GL: Please say something more about nettime-zh. You are about to launch a Chinese language version of nettime which is going to be part of the Elixir initiative. Or should we say Mandarin? Where does zh stand for? What kind of people and topics do you think the list is going to deal with? Will nettime-zh be a truly global list, with participants from, let’s say, Vancouver, Osaka, Sydney etc.? AT: I think calling it Mandarin is improper, since Mandarin is but one dialect in which written Chinese could be spoken. As you would’ve guessed, ‘Zh’ stands for ZhongWen, incoporating zh_cn (China), zh_tw (Taiwan), zh_sg (Singapore), zh_hk (Hong Kong) and zh_ma (Macao). What we imply by nettime-zh, me thinks, is that its content will not be constrained to any particular character set (Simplified/Traditional/CJK), political region (see above), or spoken dialect. So as long as its participants understand Unihan ideoglyphs, I think, membership could be truly global. Of course there are technical concerns on how to operate a cross-encoding mailing list, but we’ll strive to solve it.

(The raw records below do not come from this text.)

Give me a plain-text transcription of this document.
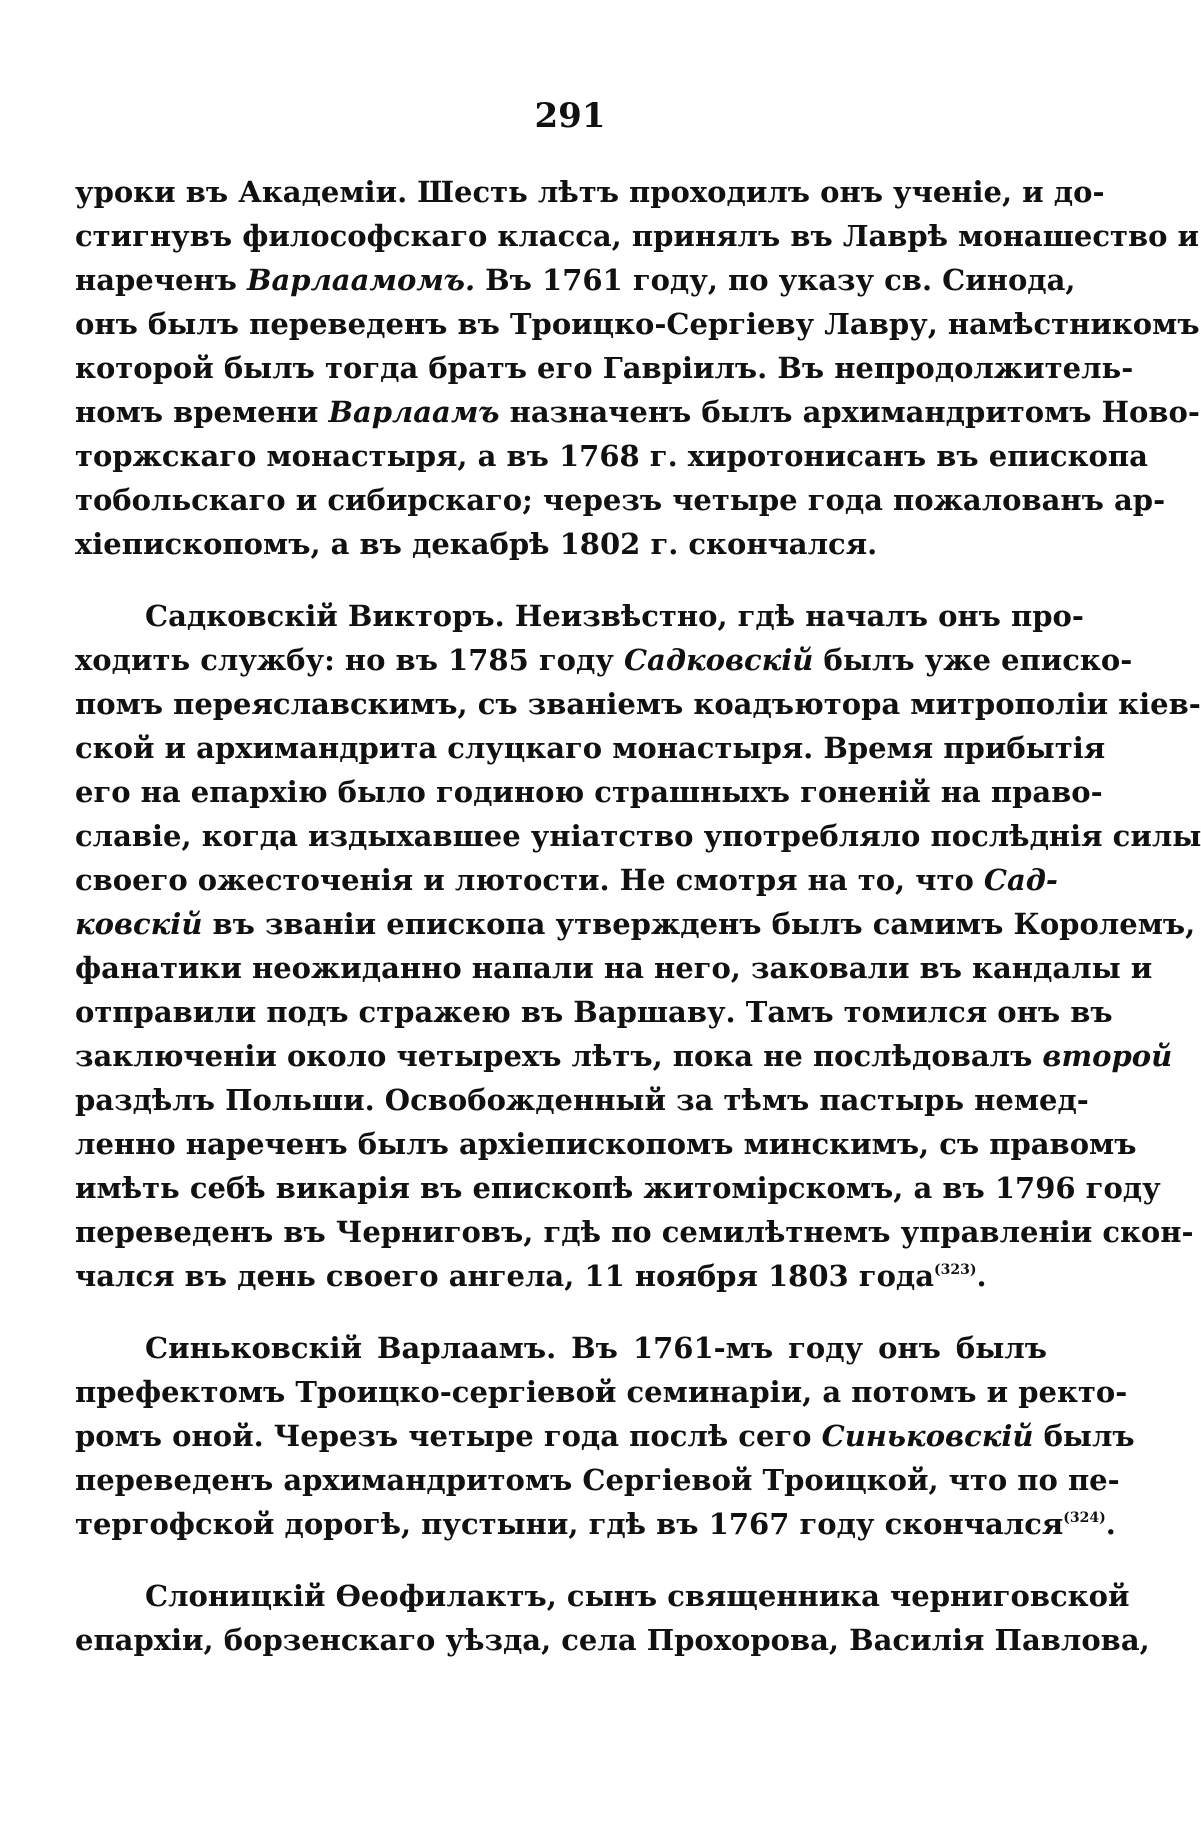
291
уроки въ Академіи. Шесть лѣтъ проходилъ онъ ученіе, и до-
стигнувъ философскаго класса, принялъ въ Лаврѣ монашество и
нареченъ Варлаамомъ. Въ 1761 году, по указу св. Синода,
онъ былъ переведенъ въ Троицко-Сергіеву Лавру, намѣстникомъ
которой былъ тогда братъ его Гавріилъ. Въ непродолжитель-
номъ времени Варлаамъ назначенъ былъ архимандритомъ Ново-
торжскаго монастыря, а въ 1768 г. хиротонисанъ въ епископа
тобольскаго и сибирскаго; черезъ четыре года пожалованъ ар-
хіепископомъ, а въ декабрѣ 1802 г. скончался.
Садковскій Викторъ. Неизвѣстно, гдѣ началъ онъ про-
ходить службу: но въ 1785 году Садковскій былъ уже еписко-
помъ переяславскимъ, съ званіемъ коадъютора митрополіи кіев-
ской и архимандрита слуцкаго монастыря. Время прибытія
его на епархію было годиною страшныхъ гоненій на право-
славіе, когда издыхавшее уніатство употребляло послѣднія силы
своего ожесточенія и лютости. Не смотря на то, что Сад-
ковскій въ званіи епископа утвержденъ былъ самимъ Королемъ,
фанатики неожиданно напали на него, заковали въ кандалы и
отправили подъ стражею въ Варшаву. Тамъ томился онъ въ
заключеніи около четырехъ лѣтъ, пока не послѣдовалъ второй
раздѣлъ Польши. Освобожденный за тѣмъ пастырь немед-
ленно нареченъ былъ архіепископомъ минскимъ, съ правомъ
имѣть себѣ викарія въ епископѣ житомірскомъ, а въ 1796 году
переведенъ въ Черниговъ, гдѣ по семилѣтнемъ управленіи скон-
чался въ день своего ангела, 11 ноября 1803 года$^{(323)}$.
Синьковскій Варлаамъ. Въ 1761-мъ году онъ былъ
префектомъ Троицко-сергіевой семинаріи, а потомъ и ректо-
ромъ оной. Черезъ четыре года послѣ сего Синьковскій былъ
переведенъ архимандритомъ Сергіевой Троицкой, что по пе-
тергофской дорогѣ, пустыни, гдѣ въ 1767 году скончался$^{(324)}$.
Слоницкій Ѳеофилактъ, сынъ священника черниговской
епархіи, борзенскаго уѣзда, села Прохорова, Василія Павлова,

IL: Based on the fundamental cross-encoding concern, I think, ‘nettime-zh’ will represent two important tactics of our praxis. One is the technical reality taken into consideration rather than – outdated politically confined language imagination. Chinese is imaginable since the millenniums before last, but as the huge Other for all the peripheral brains’n’pens to project their emotions to, the C is quite empty and vague. The encoding reality brings the old and new Zh alive; we then have found/created a new imagined community. It will be a global list if we discover something in common in the digital new medium territory translational wide. We use our native language to discuss and exchange, but this time it’s not only a backward translation, culture broking and reselling to a place the digital tide has not yet covered. It is simultaneously proceeding and serving as the basis informational backbone cross encoding barrier and boundaries, the intersection.
GL: Ilya, over the last 18 months you have been in the army. You just got out. How did you survive there and what did you do? Did you have access to the Net?
IL: When you cannot do anything, at least you can watch and listen. Before disappearing into the ‘national war system’, I was an Internet activist dealing with the government; witness that networking issues became more and more important. So many business people take the free ride making a profit from it. The military zone is another closed circle, a special kind of society for people to make a living. Those masters always need people to serve, not minds to interact and exchange. I happened to enter a project which needed a network administrator and programmers. As a professional submarine and listener, I could serve people’s need of administration and programming. To separate the mind and the basic, functional daily routine, I got my offline freedom to surf and listen. That transformed me a lot, to re-discover the everyday life on the post-coldwar island.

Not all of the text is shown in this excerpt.